The median age in the city was 55.5 years. 11.6% of the residents were under the age of 20; 0.0% were between the ages of 20 and 24; 18.6% were from 25 and 44; 32.6% were from 45 and 64; and 37.2% were 65 years of age or older. The gender makeup of the city was 51.2% male and 48.8% female.

===2010 census===
As of the census of 2010, there were 89 people, 42 households, and 27 families living in the city. The population density was 404.5 PD/sqmi. There were 51 housing units at an average density of 231.8 /sqmi. The racial makeup of the city was 98.9% White and 1.1% from two or more races. Hispanic or Latino of any race were 1.1% of the population.

There were 42 households, of which 19.0% had children under the age of 18 living with them, 61.9% were married couples living together, 2.4% had a male householder with no wife present, and 35.7% were non-families. 33.3% of all households were made up of individuals, and 11.9% had someone living alone who was 65 years of age or older. The average household size was 2.12 and the average family size was 2.67.

The median age in the city was 47.5 years. 18% of residents were under the age of 18; 5.6% were between the ages of 18 and 24; 19.1% were from 25 to 44; 37.2% were from 45 to 64; and 20.2% were 65 years of age or older. The gender makeup of the city was 53.9% male and 46.1% female.

===2000 census===
As of the census of 2000, there were 88 people, 39 households, and 24 families living in the city. The population density was 408.7 PD/sqmi. There were 53 housing units at an average density of 246.2 /sqmi. The racial makeup of the city was 98.86% White, and 1.14% from two or more races.

There were 39 households, out of which 30.8% had children under the age of 18 living with them, 56.4% were married couples living together, 2.6% had a female householder with no husband present, and 35.9% were non-families. 30.8% of all households were made up of individuals, and 17.9% had someone living alone who was 65 years of age or older. The average household size was 2.26 and the average family size was 2.80.

In the city, the population was spread out, with 21.6% under the age of 18, 8.0% from 18 to 24, 22.7% from 25 to 44, 27.3% from 45 to 64, and 20.5% who were 65 years of age or older. The median age was 44 years. For every 100 females, there were 83.3 males.
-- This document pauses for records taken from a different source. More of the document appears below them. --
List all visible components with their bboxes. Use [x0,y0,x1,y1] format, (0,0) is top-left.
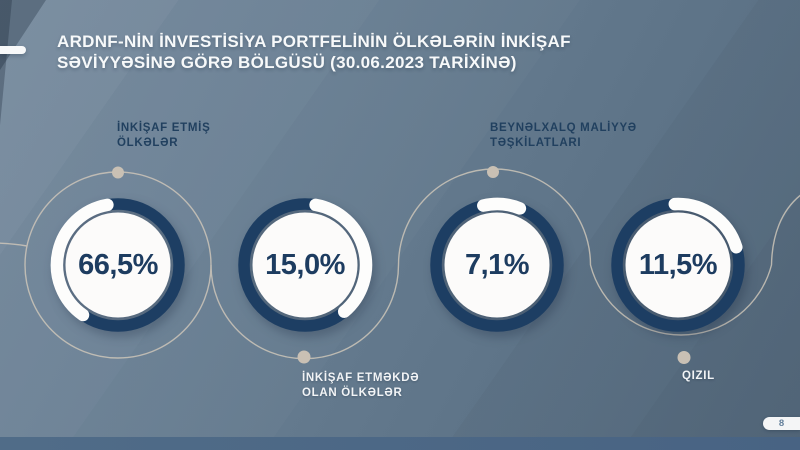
corner-decoration-inner [0,0,12,125]
bottom-bar [0,437,800,450]
slide-title: ARDNF-NİN İNVESTİSİYA PORTFELİNİN ÖLKƏLƏ… [57,31,697,73]
slide-title-line-2: SƏVİYYƏSİNƏ GÖRƏ BÖLGÜSÜ (30.06.2023 TAR… [57,53,517,72]
connector-dot-icon [487,166,499,178]
gauge-label-line-1: İNKİŞAF ETMİŞ [117,122,211,134]
gauge-label-line-2: TƏŞKİLATLARI [490,137,582,149]
connector-dot-icon [297,350,311,364]
gauge-label-international-financial-organizations: BEYNƏLXALQ MALİYYƏ TƏŞKİLATLARI [490,121,637,151]
gauge-label-developed-countries: İNKİŞAF ETMİŞ ÖLKƏLƏR [117,121,210,151]
connector-dot-icon [112,166,124,179]
gauge-label-line-1: BEYNƏLXALQ MALİYYƏ [490,122,637,134]
title-accent-dash [0,46,26,54]
gauge-label-gold: QIZIL [682,369,715,384]
gauge-label-line-2: OLAN ÖLKƏLƏR [302,387,403,399]
page-number: 8 [778,418,785,429]
donut-highlight-arc [309,198,373,318]
gauge-label-line-1: İNKİŞAF ETMƏKDƏ [302,372,420,384]
donut-center [625,212,731,318]
connector-dot-icon [677,351,691,364]
donut-highlight-arc [668,197,743,254]
gauge-international-financial-organizations: 7,1% [412,180,582,350]
donut-center [444,212,550,318]
gauge-value: 7,1% [464,248,530,281]
page-number-badge: 8 [763,417,800,430]
donut-highlight-arc [477,197,527,215]
donut-center [252,212,358,318]
gauge-gold: 11,5% [593,180,763,350]
gauge-label-line-1: QIZIL [682,370,715,382]
gauge-developed-countries: 66,5% [33,180,203,350]
connector-entry-line [0,242,28,247]
gauge-value: 66,5% [78,248,158,281]
gauge-label-line-2: ÖLKƏLƏR [117,137,179,149]
slide-title-line-1: ARDNF-NİN İNVESTİSİYA PORTFELİNİN ÖLKƏLƏ… [57,32,571,51]
donut-center [65,212,171,318]
gauge-label-developing-countries: İNKİŞAF ETMƏKDƏ OLAN ÖLKƏLƏR [302,371,419,401]
donut-highlight-arc [50,198,114,322]
gauge-value: 15,0% [265,248,345,281]
gauge-value: 11,5% [638,248,718,281]
gauge-developing-countries: 15,0% [220,180,390,350]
For every 100 females age 18 and over, there were 109.1 males.

The median income for a household in the city was $40,000, and the median income for a family was $40,625. Males had a median income of $25,833 versus $25,833 for females. The per capita income for the city was $14,749. There were 18.5% of families and 17.0% of the population living below the poverty line, including 28.0% of under eighteens and 10.0% of those over 64.

==Education==
The Centerville Community School District operates area public schools.